We have a use case where a parent workflow starts a child workflow that runs on a different worker (i.e., it uses a separate task queue).

I need to ensure that if the child workflow does not start within X minutes after being scheduled, the system should terminate or close the child workflow.

What is the recommended way to implement this ScheduleToStartTimeout behavior for a child workflow Temporal?

I’m using Go SDK.

Any advice or example would be greatly appreciated!

Thanks in advance!

I need to ensure that if the child workflow does not start within X minutes after being scheduled, the system should terminate or close the child workflow.

There is a bit of nuance here maybe depending on what you mean by “started”. If your workflow.ExecuteChildWorkflowreturns error, then server could not ever start child workflow, potentially due to workflow id reuse policy or things like intermittent server/db issues. You can then in workflow code attempt to schedule the child workflow again if you want.

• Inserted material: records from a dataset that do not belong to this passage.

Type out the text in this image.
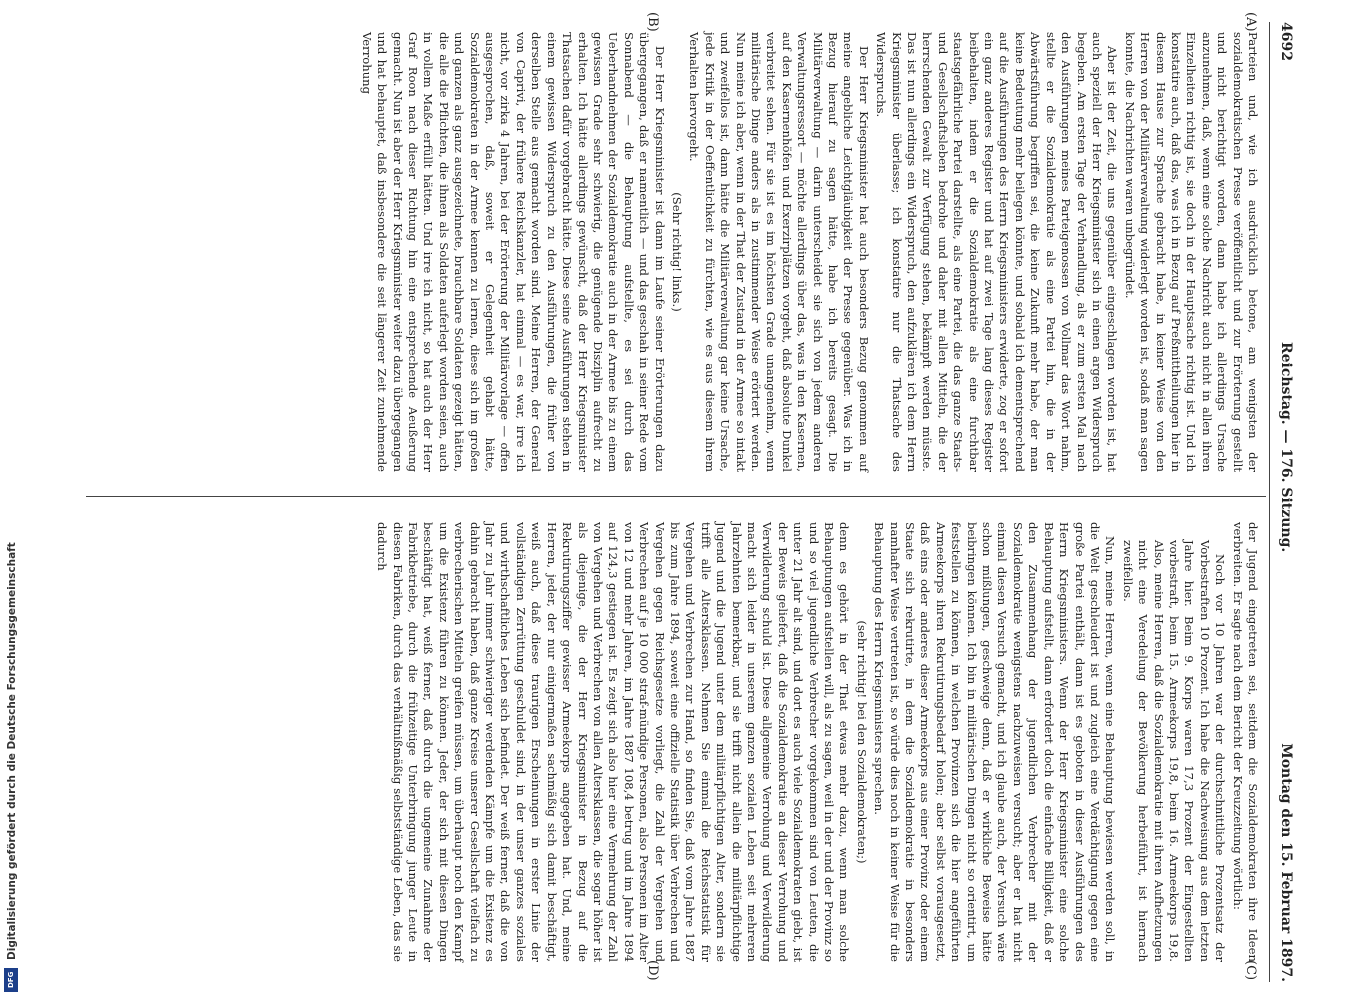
Digitalisierung gefördert durch die Deutsche Forschungsgemeinschaft
DFG
4692
Reichstag. — 176. Sitzung.
Montag den 15. Februar 1897.
(A)
(B)
(C)
(D)

Parteien und, wie ich ausdrücklich betone, am wenigsten der sozialdemokratischen Presse veröffentlicht und zur Erörterung gestellt und nicht berichtigt worden, dann habe ich allerdings Ursache anzunehmen, daß, wenn eine solche Nachricht auch nicht in allen ihren Einzelheiten richtig ist, sie doch in der Hauptsache richtig ist. Und ich konstatire auch, daß das, was ich in Bezug auf Preßmittheilungen hier in diesem Hause zur Sprache gebracht habe, in keiner Weise von den Herren von der Militärverwaltung widerlegt worden ist, sodaß man sagen konnte, die Nachrichten waren unbegründet.

Aber ist der Zeit, die uns gegenüber eingeschlagen worden ist, hat auch speziell der Herr Kriegsminister sich in einen argen Widerspruch begeben. Am ersten Tage der Verhandlung, als er zum ersten Mal nach den Ausführungen meines Parteigenossen von Vollmar das Wort nahm, stellte er die Sozialdemokratie als eine Partei hin, die in der Abwärtsführung begriffen sei, die keine Zukunft mehr habe, der man keine Bedeutung mehr beilegen könnte, und sobald ich dementsprechend auf die Ausführungen des Herrn Kriegsministers erwiderte, zog er sofort ein ganz anderes Register und hat auf zwei Tage lang dieses Register beibehalten, indem er die Sozialdemokratie als eine furchtbar staatsgefährliche Partei darstellte, als eine Partei, die das ganze Staats- und Gesellschaftsleben bedrohe und daher mit allen Mitteln, die der herrschenden Gewalt zur Verfügung stehen, bekämpft werden müsste. Das ist nun allerdings ein Widerspruch, den aufzuklären ich dem Herrn Kriegsminister überlasse; ich konstatire nur die Thatsache des Widerspruchs.

Der Herr Kriegsminister hat auch besonders Bezug genommen auf meine angebliche Leichtgläubigkeit der Presse gegenüber. Was ich in Bezug hierauf zu sagen hätte, habe ich bereits gesagt. Die Militärverwaltung — darin unterscheidet sie sich von jedem anderen Verwaltungsressort — möchte allerdings über das, was in den Kasernen, auf den Kasernenhöfen und Exerzirplätzen vorgeht, daß absolute Dunkel verbreitet sehen. Für sie ist es im höchsten Grade unangenehm, wenn militärische Dinge anders als in zustimmender Weise erörtert werden. Nun meine ich aber, wenn in der That der Zustand in der Armee so intakt und zweifellos ist, dann hätte die Militärverwaltung gar keine Ursache, jede Kritik in der Oeffentlichkeit zu fürchten, wie es aus diesem ihrem Verhalten hervorgeht.

(Sehr richtig! links.)

Der Herr Kriegsminister ist dann im Laufe seiner Erörterungen dazu übergegangen, daß er namentlich — und das geschah in seiner Rede vom Sonnabend — die Behauptung aufstellte, es sei durch das Ueberhandnehmen der Sozialdemokratie auch in der Armee bis zu einem gewissen Grade sehr schwierig, die genügende Disziplin aufrecht zu erhalten. Ich hätte allerdings gewünscht, daß der Herr Kriegsminister Thatsachen dafür vorgebracht hätte. Diese seine Ausführungen stehen in einem gewissen Widerspruch zu den Ausführungen, die früher von derselben Stelle aus gemacht worden sind. Meine Herren, der General von Caprivi, der frühere Reichskanzler, hat einmal — es war, irre ich nicht, vor zirka 4 Jahren, bei der Erörterung der Militärvorlage — offen ausgesprochen, daß, soweit er Gelegenheit gehabt hätte, Sozialdemokraten in der Armee kennen zu lernen, diese sich im großen und ganzen als ganz ausgezeichnete, brauchbare Soldaten gezeigt hätten, die alle die Pflichten, die ihnen als Soldaten auferlegt worden seien, auch in vollem Maße erfüllt hätten. Und irre ich nicht, so hat auch der Herr Graf Roon nach dieser Richtung hin eine entsprechende Aeußerung gemacht. Nun ist aber der Herr Kriegsminister weiter dazu übergegangen und hat behauptet, daß insbesondere die seit längerer Zeit zunehmende Verrohung

der Jugend eingetreten sei, seitdem die Sozialdemokraten ihre Ideen verbreiten. Er sagte nach dem Bericht der Kreuzzeitung wörtlich:

Noch vor 10 Jahren war der durchschnittliche Prozentsatz der Vorbestraften 10 Prozent. Ich habe die Nachweisung aus dem letzten Jahre hier. Beim 9. Korps waren 17,3 Prozent der Eingestellten vorbestraft, beim 15. Armeekorps 19,8, beim 16. Armeekorps 19,8. Also, meine Herren, daß die Sozialdemokratie mit ihren Aufhetzungen nicht eine Veredelung der Bevölkerung herbeiführt, ist hiernach zweifellos.

Nun, meine Herren, wenn eine Behauptung bewiesen werden soll, in die Welt geschleudert ist und zugleich eine Verdächtigung gegen eine große Partei enthält, dann ist es geboten in dieser Ausführungen des Herrn Kriegsministers. Wenn der Herr Kriegsminister eine solche Behauptung aufstellt, dann erfordert doch die einfache Billigkeit, daß er den Zusammenhang der jugendlichen Verbrecher mit der Sozialdemokratie wenigstens nachzuweisen versucht; aber er hat nicht einmal diesen Versuch gemacht, und ich glaube auch, der Versuch wäre schon mißlungen, geschweige denn, daß er wirkliche Beweise hätte beibringen können. Ich bin in militärischen Dingen nicht so orientirt, um feststellen zu können, in welchen Provinzen sich die hier angeführten Armeekorps ihren Rekrutirungsbedarf holen; aber selbst vorausgesetzt, daß eins oder anderes dieser Armeekorps aus einer Provinz oder einem Staate sich rekrutirte, in dem die Sozialdemokratie in besonders namhafter Weise vertreten ist, so würde dies noch in keiner Weise für die Behauptung des Herrn Kriegsministers sprechen.

(sehr richtig! bei den Sozialdemokraten;)

denn es gehört in der That etwas mehr dazu, wenn man solche Behauptungen aufstellen will, als zu sagen, weil in der und der Provinz so und so viel jugendliche Verbrecher vorgekommen sind von Leuten, die unter 21 Jahr alt sind, und dort es auch viele Sozialdemokraten giebt, ist der Beweis geliefert, daß die Sozialdemokratie an dieser Verrohung und Verwilderung schuld ist. Diese allgemeine Verrohung und Verwilderung macht sich leider in unserem ganzen sozialen Leben seit mehreren Jahrzehnten bemerkbar, und sie trifft nicht allein die militärpflichtige Jugend und die Jugend unter dem militärpflichtigen Alter, sondern sie trifft alle Altersklassen. Nehmen Sie einmal die Reichsstatistik für Vergehen und Verbrechen zur Hand, so finden Sie, daß vom Jahre 1887 bis zum Jahre 1894, soweit eine offizielle Statistik über Verbrechen und Vergehen gegen Reichsgesetze vorliegt, die Zahl der Vergehen und Verbrechen auf je 10 000 straf-mündige Personen, also Personen im Alter von 12 und mehr Jahren, im Jahre 1887 108,4 betrug und im Jahre 1894 auf 124,3 gestiegen ist. Es zeigt sich also hier eine Vermehrung der Zahl von Vergehen und Verbrechen von allen Altersklassen, die sogar höher ist als diejenige, die der Herr Kriegsminister in Bezug auf die Rekrutirungsziffer gewisser Armeekorps angegeben hat. Und, meine Herren, jeder, der nur einigermaßen sachmäßig sich damit beschäftigt, weiß auch, daß diese traurigen Erscheinungen in erster Linie der vollständigen Zerrüttung geschuldet sind, in der unser ganzes soziales und wirthschaftliches Leben sich befindet. Der weiß ferner, daß die von Jahr zu Jahr immer schwieriger werdenden Kämpfe um die Existenz es dahin gebracht haben, daß ganze Kreise unserer Gesellschaft vielfach zu verbrecherischen Mitteln greifen müssen, um überhaupt noch den Kampf um die Existenz führen zu können. Jeder, der sich mit diesen Dingen beschäftigt hat, weiß ferner, daß durch die ungemeine Zunahme der Fabrikbetriebe, durch die frühzeitige Unterbringung junger Leute in diesen Fabriken, durch das verhältnißmäßig selbstständige Leben, das sie dadurch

What I think you mean is if the first workflow task for the child execution is not dispatched to worker within X minutes, so in case there are no workers polling workflow tasks on this child task queue, or they too having intermittent issues, or are not provisioned to handle burst load (high schedule to start latencies for workflow tasks exceeding X minutes).

For this latter case I think you have two options. If duration of time X you mention is well above the typical execution time of this child workflow you could add WorkflowRunTimeoutin ChildWorkflowOptions. If its not, and your ExecuteChildWorkflow returns no error (so service started execution for child), you could in workflow code await a signal back (workflow.AwaitWithTimeout) with a duration of X and if child does not send signal back to parent within X, run an activity (can be local activity) that terminates the child. Cancellation in this case wont work because if your child workflow task queue workers are really down, cancellation request would never be able to be delivered to them.

The only other potential option that could think of is a “background workflow” that periodically checks running executions on child task queue, with child workflow type, and checks if “current time - workflow execution start time” > X and if so terminates those child workflows, which would then deliver child workflow failure to their parent execs.

Whats the exact use case for this scenario, can you give more info?